Then four or five thousand years ago came what is called the Fall in the Bible. This led to the mental-egoic, patriarchal stage of human evolution, with which we are all familiar. However, there are many signs in society today that this noogenetic period is giving way to a spiritually based consciousness, when intelligence rather than the intellect will become the dominant mode of knowing.

We can associate the words body, mind, and spirit with the three phases of human evolution. These words show quite clearly why we are entering this final stage of evolution at this time in human history. If we are to rise above the level of our computers, machines that enhance the capabilities of the human mind, and reach our fullest potential as human beings, we can do so only through Spirit.
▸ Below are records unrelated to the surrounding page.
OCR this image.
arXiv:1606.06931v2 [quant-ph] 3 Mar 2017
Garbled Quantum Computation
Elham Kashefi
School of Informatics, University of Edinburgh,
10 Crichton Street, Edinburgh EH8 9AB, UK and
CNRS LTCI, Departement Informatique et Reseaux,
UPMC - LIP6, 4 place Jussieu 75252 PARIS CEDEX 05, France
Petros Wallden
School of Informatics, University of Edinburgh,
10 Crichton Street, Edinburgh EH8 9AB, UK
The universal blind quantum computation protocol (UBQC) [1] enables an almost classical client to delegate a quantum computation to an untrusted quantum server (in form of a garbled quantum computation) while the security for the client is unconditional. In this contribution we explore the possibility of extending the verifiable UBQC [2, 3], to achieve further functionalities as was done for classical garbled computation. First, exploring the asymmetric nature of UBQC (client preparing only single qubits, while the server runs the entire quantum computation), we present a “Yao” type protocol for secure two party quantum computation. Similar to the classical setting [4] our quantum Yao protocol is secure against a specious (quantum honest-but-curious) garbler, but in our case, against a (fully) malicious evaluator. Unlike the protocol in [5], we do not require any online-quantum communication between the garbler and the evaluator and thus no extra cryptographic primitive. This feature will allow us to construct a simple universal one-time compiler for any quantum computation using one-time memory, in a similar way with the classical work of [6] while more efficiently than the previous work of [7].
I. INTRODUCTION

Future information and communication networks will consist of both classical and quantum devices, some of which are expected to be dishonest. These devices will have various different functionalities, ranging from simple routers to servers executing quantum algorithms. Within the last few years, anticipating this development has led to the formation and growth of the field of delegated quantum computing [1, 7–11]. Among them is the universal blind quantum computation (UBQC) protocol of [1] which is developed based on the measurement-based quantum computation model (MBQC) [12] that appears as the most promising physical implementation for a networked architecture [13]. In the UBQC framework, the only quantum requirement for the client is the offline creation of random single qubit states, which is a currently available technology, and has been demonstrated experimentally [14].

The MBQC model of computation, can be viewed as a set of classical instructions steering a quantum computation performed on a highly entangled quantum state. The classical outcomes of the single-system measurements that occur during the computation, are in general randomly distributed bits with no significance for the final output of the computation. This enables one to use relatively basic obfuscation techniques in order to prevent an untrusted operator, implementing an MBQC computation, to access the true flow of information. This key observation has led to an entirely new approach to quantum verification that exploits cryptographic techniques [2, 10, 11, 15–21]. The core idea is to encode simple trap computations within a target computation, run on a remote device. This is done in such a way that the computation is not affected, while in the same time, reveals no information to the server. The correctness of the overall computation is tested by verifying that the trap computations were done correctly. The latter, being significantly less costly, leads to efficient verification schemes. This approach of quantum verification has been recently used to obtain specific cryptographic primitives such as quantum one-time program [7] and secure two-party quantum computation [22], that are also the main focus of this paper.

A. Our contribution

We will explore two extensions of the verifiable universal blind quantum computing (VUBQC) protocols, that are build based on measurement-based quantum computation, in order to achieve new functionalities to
The way that we view time is also quite different in each of these three stages. During the subconscious era, time was essentially cyclical, reflecting the effect of the seasons on the farming communities at that time. Then, with the invention of history a few thousand years ago, time became linear in nature. In the age of Spirit, the emphasis will change once again, this time to the timeless, eternal now.
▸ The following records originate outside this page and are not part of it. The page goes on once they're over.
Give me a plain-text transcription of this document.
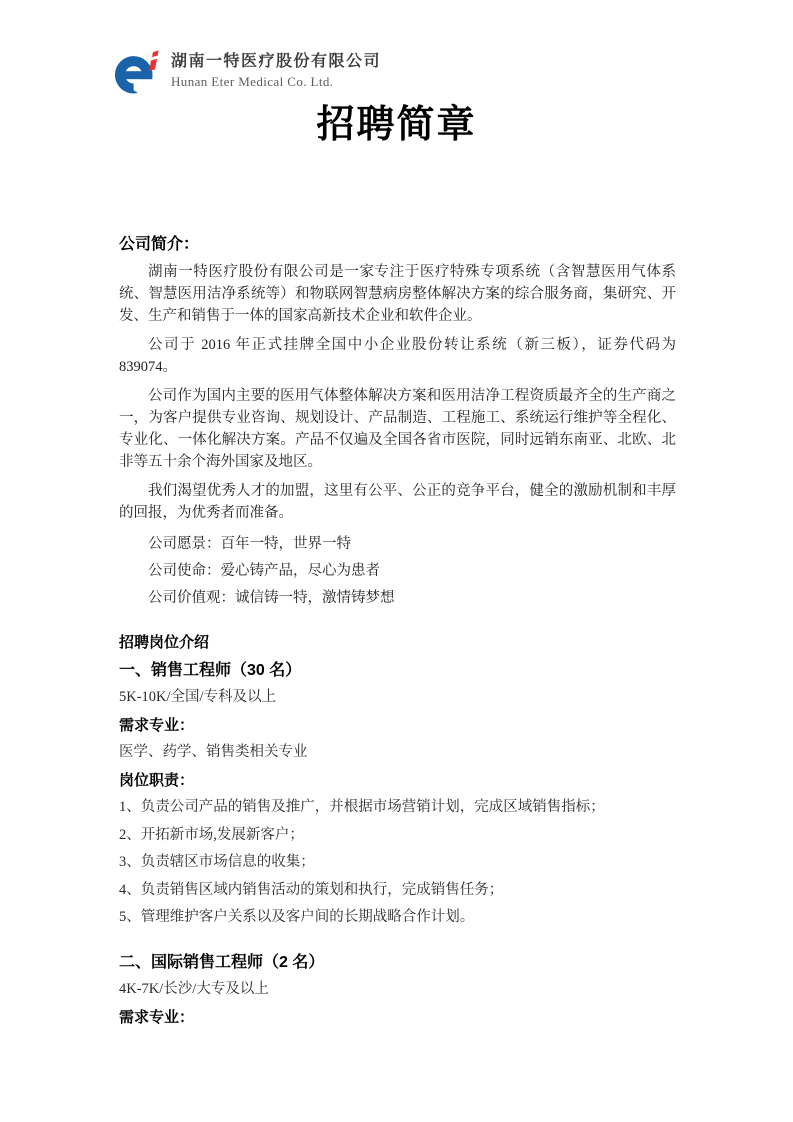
湖南一特医疗股份有限公司
Hunan Eter Medical Co. Ltd.
招聘简章
公司简介：

湖南一特医疗股份有限公司是一家专注于医疗特殊专项系统（含智慧医用气体系统、智慧医用洁净系统等）和物联网智慧病房整体解决方案的综合服务商，集研究、开发、生产和销售于一体的国家高新技术企业和软件企业。

公司于 2016 年正式挂牌全国中小企业股份转让系统（新三板），证券代码为 839074。

公司作为国内主要的医用气体整体解决方案和医用洁净工程资质最齐全的生产商之一，为客户提供专业咨询、规划设计、产品制造、工程施工、系统运行维护等全程化、专业化、一体化解决方案。产品不仅遍及全国各省市医院，同时远销东南亚、北欧、北非等五十余个海外国家及地区。

我们渴望优秀人才的加盟，这里有公平、公正的竞争平台，健全的激励机制和丰厚的回报，为优秀者而准备。

公司愿景：百年一特，世界一特
公司使命：爱心铸产品，尽心为患者
公司价值观：诚信铸一特，激情铸梦想
招聘岗位介绍
一、销售工程师（30 名）
5K-10K/全国/专科及以上
需求专业：
医学、药学、销售类相关专业
岗位职责：
1、负责公司产品的销售及推广，并根据市场营销计划，完成区域销售指标；
2、开拓新市场,发展新客户；
3、负责辖区市场信息的收集；
4、负责销售区域内销售活动的策划和执行，完成销售任务；
5、管理维护客户关系以及客户间的长期战略合作计划。
二、国际销售工程师（2 名）
4K-7K/长沙/大专及以上
需求专业：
Timelessness arises quite naturally from Wholeness. When we unify all opposites, there is no longer any interval between birth and death, between the beginning and the end of the physical universe or of evolution, between my own birth and death, between the birth and death of civilizations, or between the birth and death of the human race itself. Evolution and Life both begin and end with Wholeness. Wholeness is the Alpha and Omega of the Universe.
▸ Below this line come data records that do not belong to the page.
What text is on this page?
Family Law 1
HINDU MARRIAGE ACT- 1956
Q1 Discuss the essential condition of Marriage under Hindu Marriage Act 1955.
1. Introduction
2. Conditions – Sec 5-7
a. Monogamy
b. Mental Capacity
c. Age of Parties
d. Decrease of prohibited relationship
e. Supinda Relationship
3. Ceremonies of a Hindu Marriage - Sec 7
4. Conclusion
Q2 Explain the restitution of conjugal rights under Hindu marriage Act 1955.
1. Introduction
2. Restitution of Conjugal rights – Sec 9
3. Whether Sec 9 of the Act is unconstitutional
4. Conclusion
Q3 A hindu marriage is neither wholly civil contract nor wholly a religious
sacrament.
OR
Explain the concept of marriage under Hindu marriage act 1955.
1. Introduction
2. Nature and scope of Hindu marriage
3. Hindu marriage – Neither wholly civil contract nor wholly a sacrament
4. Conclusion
Another major difference between these three major phases of human evolution is in sexual orientation. During the prepersonal, somatic era, societies were primarily matriarchal or matrifocal in character. Then in the mentalistic era of the past few thousand years, virtually all cultures in the world have been patriarchal, with women often being treated as inferior, as second-class citizens.

But in the age of Spirit that we are beginning to enter today, neither men nor women will dominate over the other. Egocentred authoritarianism will come to an end as we learn to maintain a balance between our masculine and feminine energies, in what is called in Buddhism the Middle Way. Again, this is simply a manifestation of the union of opposites that arises out of Wholeness.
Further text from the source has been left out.